Experience of intersex people

Experience of intersex people




Experiences of Intersex People

Georgian Davis, a sociology professor and a prior president for the interACT organization, which champions the intersex persons, has endlessly enlightened the community in intersex people and giving them a basis of acceptance to society. Davis gives insights that medical practitioners have been trying to “fix” intersex babies as we all have an understanding that we are either male or female. Davis terms the situation unalterable as doctors try to shape on into male or female. Sax 2002, in response to a post, argues that we are not bound only to sex, gender, and sexuality that we are either male or female. Many differences give us gender as we humans are complicated, and we need to have an outlook not only by looking at our genitals.
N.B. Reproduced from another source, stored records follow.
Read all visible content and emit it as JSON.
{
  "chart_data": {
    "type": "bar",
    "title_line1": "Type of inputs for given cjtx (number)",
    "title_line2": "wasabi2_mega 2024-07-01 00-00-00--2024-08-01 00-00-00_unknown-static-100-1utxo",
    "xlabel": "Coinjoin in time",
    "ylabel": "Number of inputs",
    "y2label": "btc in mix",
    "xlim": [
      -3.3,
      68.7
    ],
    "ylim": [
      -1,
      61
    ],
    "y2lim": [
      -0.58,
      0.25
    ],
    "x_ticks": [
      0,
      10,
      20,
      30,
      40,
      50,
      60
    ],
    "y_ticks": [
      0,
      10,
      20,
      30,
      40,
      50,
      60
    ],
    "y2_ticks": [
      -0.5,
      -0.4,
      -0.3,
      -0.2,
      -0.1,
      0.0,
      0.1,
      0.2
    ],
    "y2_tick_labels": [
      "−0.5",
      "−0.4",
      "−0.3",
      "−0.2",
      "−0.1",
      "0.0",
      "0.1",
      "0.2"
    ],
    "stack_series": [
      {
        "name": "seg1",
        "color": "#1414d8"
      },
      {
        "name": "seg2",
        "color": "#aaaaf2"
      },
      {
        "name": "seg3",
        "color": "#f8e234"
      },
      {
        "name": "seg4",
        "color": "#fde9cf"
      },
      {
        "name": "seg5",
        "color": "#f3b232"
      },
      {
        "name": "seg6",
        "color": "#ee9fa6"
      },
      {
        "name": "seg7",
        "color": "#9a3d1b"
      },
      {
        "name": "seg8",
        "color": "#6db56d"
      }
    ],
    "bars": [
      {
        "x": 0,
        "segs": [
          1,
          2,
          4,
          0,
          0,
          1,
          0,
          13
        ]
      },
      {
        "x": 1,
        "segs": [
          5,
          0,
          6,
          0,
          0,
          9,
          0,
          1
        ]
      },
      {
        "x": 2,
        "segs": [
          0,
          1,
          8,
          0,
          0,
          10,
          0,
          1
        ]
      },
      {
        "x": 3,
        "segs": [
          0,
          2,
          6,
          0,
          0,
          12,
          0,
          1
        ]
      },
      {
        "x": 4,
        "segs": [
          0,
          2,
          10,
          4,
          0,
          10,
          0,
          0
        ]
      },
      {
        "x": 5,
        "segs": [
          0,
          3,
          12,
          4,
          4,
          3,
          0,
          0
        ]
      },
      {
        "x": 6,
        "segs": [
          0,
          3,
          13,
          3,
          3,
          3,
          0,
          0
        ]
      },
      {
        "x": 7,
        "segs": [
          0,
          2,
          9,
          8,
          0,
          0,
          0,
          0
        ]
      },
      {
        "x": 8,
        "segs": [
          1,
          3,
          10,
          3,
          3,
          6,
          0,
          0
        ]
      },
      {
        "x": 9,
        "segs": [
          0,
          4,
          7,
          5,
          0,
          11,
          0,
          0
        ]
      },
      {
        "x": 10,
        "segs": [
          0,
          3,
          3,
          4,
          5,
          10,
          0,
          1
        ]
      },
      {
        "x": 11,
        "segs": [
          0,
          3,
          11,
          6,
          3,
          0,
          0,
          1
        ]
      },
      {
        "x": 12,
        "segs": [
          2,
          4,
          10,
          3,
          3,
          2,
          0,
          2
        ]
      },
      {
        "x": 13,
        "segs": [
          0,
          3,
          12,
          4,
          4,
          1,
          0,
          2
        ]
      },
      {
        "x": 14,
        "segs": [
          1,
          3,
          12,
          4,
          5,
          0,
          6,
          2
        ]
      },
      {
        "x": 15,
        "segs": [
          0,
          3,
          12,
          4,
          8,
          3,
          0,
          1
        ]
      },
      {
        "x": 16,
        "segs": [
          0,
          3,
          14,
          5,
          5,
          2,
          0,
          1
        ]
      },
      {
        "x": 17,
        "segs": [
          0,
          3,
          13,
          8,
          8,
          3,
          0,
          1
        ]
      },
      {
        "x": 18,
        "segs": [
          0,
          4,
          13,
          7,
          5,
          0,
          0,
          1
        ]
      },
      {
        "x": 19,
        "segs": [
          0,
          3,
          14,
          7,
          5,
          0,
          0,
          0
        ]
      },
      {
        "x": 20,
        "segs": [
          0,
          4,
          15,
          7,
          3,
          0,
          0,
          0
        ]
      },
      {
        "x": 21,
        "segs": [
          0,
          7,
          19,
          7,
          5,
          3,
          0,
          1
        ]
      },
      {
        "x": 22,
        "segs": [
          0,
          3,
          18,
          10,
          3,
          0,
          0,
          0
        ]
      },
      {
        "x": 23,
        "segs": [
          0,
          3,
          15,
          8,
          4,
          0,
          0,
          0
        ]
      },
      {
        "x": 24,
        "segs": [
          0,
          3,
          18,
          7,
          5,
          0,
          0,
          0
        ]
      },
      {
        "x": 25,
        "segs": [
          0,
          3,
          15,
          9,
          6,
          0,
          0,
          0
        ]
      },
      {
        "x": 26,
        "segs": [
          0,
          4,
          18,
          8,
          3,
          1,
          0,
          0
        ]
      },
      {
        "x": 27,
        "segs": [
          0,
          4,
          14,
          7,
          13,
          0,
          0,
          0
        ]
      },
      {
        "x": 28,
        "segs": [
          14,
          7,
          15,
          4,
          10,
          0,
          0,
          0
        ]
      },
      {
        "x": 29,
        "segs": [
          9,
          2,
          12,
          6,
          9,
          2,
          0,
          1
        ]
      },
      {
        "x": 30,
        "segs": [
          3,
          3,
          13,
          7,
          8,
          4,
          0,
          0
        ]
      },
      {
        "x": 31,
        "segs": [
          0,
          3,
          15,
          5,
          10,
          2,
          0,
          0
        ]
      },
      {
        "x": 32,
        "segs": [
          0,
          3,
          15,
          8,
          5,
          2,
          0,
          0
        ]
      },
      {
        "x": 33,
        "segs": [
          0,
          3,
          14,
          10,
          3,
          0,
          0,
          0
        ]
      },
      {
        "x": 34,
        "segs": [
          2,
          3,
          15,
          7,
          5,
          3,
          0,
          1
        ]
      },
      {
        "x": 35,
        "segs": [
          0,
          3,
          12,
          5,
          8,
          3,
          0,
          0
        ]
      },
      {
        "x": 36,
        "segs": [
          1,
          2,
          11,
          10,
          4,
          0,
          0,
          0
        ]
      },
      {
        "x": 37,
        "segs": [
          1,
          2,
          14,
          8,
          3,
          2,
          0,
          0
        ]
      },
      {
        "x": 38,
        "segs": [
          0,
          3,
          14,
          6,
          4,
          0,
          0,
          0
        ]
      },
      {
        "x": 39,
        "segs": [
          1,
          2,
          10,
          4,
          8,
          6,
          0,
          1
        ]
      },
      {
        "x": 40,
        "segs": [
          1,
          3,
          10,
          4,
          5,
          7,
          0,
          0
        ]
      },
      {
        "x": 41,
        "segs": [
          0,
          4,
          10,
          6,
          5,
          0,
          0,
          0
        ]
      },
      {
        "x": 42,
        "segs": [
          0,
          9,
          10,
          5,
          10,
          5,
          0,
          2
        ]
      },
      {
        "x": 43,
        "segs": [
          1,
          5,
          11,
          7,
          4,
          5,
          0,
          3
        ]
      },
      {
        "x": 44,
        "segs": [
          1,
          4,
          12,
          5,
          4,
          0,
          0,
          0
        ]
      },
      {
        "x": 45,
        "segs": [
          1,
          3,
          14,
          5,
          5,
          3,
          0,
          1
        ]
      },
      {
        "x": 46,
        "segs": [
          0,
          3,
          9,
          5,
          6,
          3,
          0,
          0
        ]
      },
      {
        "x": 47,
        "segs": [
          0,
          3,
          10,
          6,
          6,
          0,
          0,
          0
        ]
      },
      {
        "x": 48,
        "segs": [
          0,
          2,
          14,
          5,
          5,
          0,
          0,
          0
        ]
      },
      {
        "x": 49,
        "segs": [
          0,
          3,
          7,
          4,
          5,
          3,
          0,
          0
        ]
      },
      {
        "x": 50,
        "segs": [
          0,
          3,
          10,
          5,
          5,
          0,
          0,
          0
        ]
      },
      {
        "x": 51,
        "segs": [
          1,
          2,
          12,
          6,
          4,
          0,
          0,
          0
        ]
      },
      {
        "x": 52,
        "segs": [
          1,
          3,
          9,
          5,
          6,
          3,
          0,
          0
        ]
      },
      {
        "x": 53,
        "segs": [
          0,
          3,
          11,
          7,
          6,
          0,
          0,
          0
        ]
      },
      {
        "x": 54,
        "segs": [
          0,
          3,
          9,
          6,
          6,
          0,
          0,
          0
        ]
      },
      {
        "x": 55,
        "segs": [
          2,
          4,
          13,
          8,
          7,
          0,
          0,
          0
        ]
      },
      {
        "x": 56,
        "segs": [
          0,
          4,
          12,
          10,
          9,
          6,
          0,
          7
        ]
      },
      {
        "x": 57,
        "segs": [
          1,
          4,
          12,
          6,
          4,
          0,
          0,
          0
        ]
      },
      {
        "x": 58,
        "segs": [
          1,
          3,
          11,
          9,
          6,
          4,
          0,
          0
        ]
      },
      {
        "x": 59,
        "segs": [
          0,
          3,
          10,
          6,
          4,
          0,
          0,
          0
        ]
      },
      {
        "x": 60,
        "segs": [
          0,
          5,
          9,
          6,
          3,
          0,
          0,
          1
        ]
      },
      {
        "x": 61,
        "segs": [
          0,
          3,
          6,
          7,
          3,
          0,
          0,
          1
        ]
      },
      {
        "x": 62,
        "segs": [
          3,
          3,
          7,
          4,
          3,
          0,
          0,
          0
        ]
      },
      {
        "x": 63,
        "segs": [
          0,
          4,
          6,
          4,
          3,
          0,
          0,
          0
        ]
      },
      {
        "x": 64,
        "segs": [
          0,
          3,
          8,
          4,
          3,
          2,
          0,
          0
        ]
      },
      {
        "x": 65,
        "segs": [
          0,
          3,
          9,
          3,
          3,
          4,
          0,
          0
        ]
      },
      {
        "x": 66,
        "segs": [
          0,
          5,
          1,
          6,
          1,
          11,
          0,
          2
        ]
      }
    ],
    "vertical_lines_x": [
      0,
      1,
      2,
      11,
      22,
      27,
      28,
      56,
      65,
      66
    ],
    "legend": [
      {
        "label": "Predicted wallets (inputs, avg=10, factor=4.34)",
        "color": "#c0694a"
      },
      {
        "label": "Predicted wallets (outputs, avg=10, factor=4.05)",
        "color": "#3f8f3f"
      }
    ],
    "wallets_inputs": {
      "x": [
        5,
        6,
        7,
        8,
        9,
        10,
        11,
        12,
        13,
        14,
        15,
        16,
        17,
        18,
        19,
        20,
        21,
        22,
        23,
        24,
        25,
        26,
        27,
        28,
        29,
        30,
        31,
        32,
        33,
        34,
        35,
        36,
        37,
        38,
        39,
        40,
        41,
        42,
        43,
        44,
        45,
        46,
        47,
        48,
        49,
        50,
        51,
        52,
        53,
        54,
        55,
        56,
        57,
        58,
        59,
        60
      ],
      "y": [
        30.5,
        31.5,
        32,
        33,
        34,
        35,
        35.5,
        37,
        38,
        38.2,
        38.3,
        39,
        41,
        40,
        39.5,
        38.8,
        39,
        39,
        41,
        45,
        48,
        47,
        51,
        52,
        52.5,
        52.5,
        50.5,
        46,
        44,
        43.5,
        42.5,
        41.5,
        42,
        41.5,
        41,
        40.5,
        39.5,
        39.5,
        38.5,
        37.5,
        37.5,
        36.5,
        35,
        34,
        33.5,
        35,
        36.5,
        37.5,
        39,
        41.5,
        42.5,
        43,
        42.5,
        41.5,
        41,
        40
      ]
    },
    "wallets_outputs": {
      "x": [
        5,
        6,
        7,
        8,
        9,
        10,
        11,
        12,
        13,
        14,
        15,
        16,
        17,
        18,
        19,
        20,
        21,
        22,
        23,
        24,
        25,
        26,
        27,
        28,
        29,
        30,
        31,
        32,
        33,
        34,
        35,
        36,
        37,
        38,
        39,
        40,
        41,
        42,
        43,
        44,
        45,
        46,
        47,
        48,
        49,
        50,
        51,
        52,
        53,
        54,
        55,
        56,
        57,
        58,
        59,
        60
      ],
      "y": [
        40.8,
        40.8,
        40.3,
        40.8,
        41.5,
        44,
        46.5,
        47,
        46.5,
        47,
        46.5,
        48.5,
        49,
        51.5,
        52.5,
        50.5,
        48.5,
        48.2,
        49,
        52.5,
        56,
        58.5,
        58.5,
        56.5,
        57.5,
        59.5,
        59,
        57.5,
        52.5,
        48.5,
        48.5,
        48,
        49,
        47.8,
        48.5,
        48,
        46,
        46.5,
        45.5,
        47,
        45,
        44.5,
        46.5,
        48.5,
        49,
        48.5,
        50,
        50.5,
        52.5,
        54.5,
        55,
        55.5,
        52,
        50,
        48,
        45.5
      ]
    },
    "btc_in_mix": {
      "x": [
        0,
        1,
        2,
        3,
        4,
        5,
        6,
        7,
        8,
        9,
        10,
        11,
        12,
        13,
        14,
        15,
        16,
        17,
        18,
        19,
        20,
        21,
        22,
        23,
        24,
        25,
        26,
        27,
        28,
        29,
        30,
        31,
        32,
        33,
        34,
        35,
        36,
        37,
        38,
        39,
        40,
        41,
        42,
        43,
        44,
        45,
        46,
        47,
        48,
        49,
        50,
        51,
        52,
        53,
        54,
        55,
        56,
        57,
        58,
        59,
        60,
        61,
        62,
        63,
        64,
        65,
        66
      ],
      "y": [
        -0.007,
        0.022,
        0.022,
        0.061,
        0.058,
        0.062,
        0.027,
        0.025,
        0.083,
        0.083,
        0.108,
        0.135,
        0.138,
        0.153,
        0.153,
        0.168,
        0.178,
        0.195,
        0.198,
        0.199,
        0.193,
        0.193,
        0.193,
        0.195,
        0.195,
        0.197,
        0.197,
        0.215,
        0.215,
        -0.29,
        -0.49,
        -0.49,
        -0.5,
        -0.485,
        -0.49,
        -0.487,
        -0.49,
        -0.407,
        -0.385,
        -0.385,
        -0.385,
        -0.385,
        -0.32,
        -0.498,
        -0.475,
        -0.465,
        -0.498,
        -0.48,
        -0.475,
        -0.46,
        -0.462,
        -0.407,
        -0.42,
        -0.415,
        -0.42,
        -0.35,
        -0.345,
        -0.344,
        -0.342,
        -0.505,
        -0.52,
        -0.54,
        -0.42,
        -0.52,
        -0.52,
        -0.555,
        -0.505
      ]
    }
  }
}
Diana Garcia, an intersex, explains how she was terrified watching her sisters growing up ad having periods, yet she was old enough to have started but never did. A problem that intersex mostly faces is the concealment of truth. They are left out by not being let in the light of what’s the matter. Diana’s parents were also affected as the doctors wouldn’t enlighten them on what kind of a woman she was. From the lies, shame, and fear, Diana felt angry and depressed, and the situation worsened as he couldn’t get the truth until she was old enough to understand by herself. However, its essential for support groups to come along (Cull et al., 2010). Although it’s hard to change the physical situation of intersex, intersex psychology would also be altered to positive by individuals and support groups.

Medical examinations have also been a frontier in stigmatizing the persons as children, as in Laura’s case. She felt uncomfortable asked to drop her pants for examination. She also left-back in truth as she understood her state after reading her medical files. Laura states that medical doctors have a tapered view on sexuality, and society is biased and tends to discriminate that they don’t understand.


Cull, M. L., & Simmonds, M. (2010). Importance of support groups for intersex (disorders of sex development) patients, families and the medical profession. Sexual Development, 4(4-5), 310-312.

Sax, L. (2002). How common is intersex? A response to Anne Fausto‐Sterling. Journal of sex research, 39(3), 174-178.